To comprehend a number’s place value, it’s critical to know that it gets defined by the order in which its digits occur within the number. | There is no correlation between the face value and the sequential numerical position of its digits. |

Its location in the numerical sequence defines an integer’s place value, and it reflects the value that a particular digit in a number represents in that sequence. | The face value of a digit is the amount of money that the digit was originally worth. |

To get a number’s place value, we multiply the digit value by the number’s numerical value, as illustrated in the example below.
For example, the tens place value of the number 6 is (6 plus 10) = 60, showing that it has a tens place value in the number 562. |
The highest face value of a digit is assigned to the number that it represents.
Consider the value of the number 5, equal to the face value of the number 562. The number 5 comes from multiplying 5 by 562. |

The place value of zero is the number zero. | The face value of the number zero is zero. |

In contrast to numbers in one’s place, digits to the left have a place value that increases by one place value unit for each subsequent place value unit. | A one-digit number is a number with a single digit as its face value. It refers to as such in the literature and practice. |

**Examples (Solved) #1 **

The following is an example of a problem that solved below:

Find the Place value and Face value for every digit 3567.

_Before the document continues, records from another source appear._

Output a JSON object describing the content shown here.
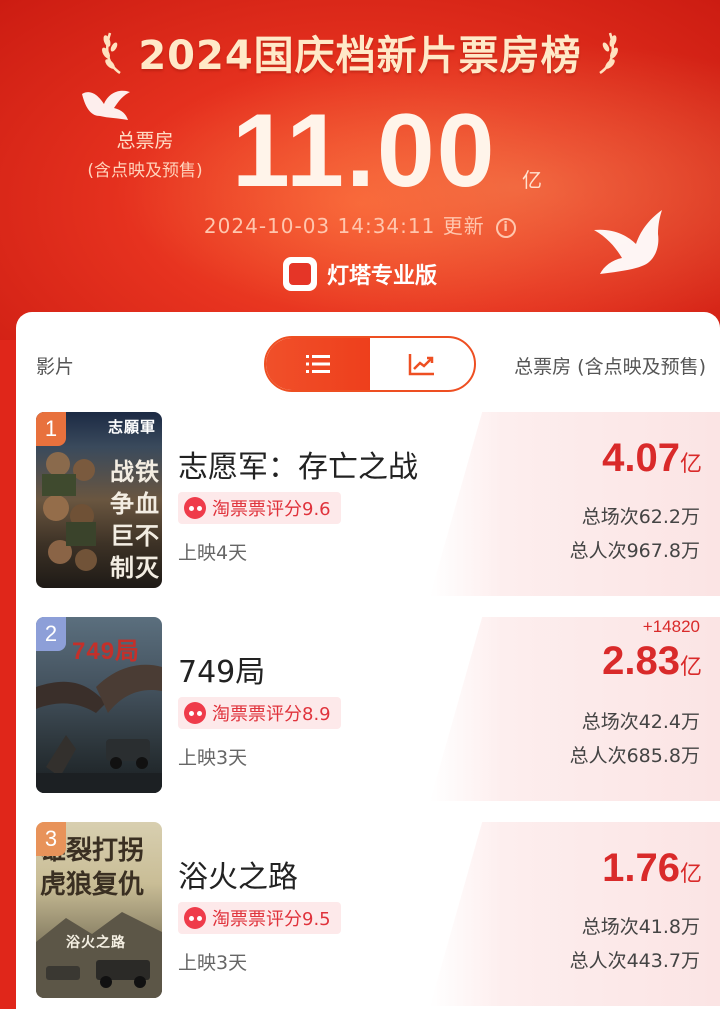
{
  "header": {
    "title": "2024国庆档新片票房榜",
    "total_label": "总票房",
    "total_sub": "(含点映及预售)",
    "total_value": "11.00",
    "total_unit": "亿",
    "updated": "2024-10-03 14:34:11 更新",
    "brand": "灯塔专业版"
  },
  "list": {
    "col_left": "影片",
    "col_right": "总票房 (含点映及预售)",
    "view_toggle": [
      "list-icon",
      "trend-chart-icon"
    ],
    "movies": [
      {
        "rank": "1",
        "title": "志愿军：存亡之战",
        "poster_text": [
          "志願軍",
          "战铁",
          "争血",
          "巨不",
          "制灭"
        ],
        "rating": "淘票票评分9.6",
        "days": "上映4天",
        "box_office": "4.07",
        "unit": "亿",
        "delta": "",
        "shows": "总场次62.2万",
        "admissions": "总人次967.8万"
      },
      {
        "rank": "2",
        "title": "749局",
        "poster_text": [
          "749局"
        ],
        "rating": "淘票票评分8.9",
        "days": "上映3天",
        "box_office": "2.83",
        "unit": "亿",
        "delta": "+14820",
        "shows": "总场次42.4万",
        "admissions": "总人次685.8万"
      },
      {
        "rank": "3",
        "title": "浴火之路",
        "poster_text": [
          "雄裂打拐",
          "虎狼复仇",
          "浴火之路"
        ],
        "rating": "淘票票评分9.5",
        "days": "上映3天",
        "box_office": "1.76",
        "unit": "亿",
        "delta": "",
        "shows": "总场次41.8万",
        "admissions": "总人次443.7万"
      }
    ]
  },
  "colors": {
    "header_red": "#e6321f",
    "accent_orange": "#ee4f22",
    "value_red": "#d92a2a",
    "rating_pink": "#fde9ea",
    "rank1": "#e8713d",
    "rank2": "#8d9fd8",
    "rank3": "#e8935a"
  }
}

- The face value of the number 7 is 7.
- The place value of 7 is 7.
- The face value of the number 6 is 6.
- The place value of 6 is 60.
- The face value of 5 is 5.
- The place value of 5 is equal to 500.
- The face value of 3 is 3.
- The place value of 3 is 3000.

**Examples (Solved) # 2**

The following is an example of a problem that solved below:

Find the Place value and Face value for every digit 2456.

- The face value of the number 6 is 6.
- The place value of 6 is 6.
- The face value of the number 5 is 5.
- The place value of 5 is 50.
- The face value of 4 is 4.
- The place value of 4 is equal to 400.
- The face value of 2 is 2.
- The place value of 2 is 2000.

**Conclusion**

Achieving high scores in the subjects tested is essential for passing exams. The face value and place value have some significant differences worth considering. To solve and calculate mathematical formulas, you must first understand the comparison of place value and face value.

You must memorise the complexities of the mathematics used by test creators and use that knowledge to your advantage.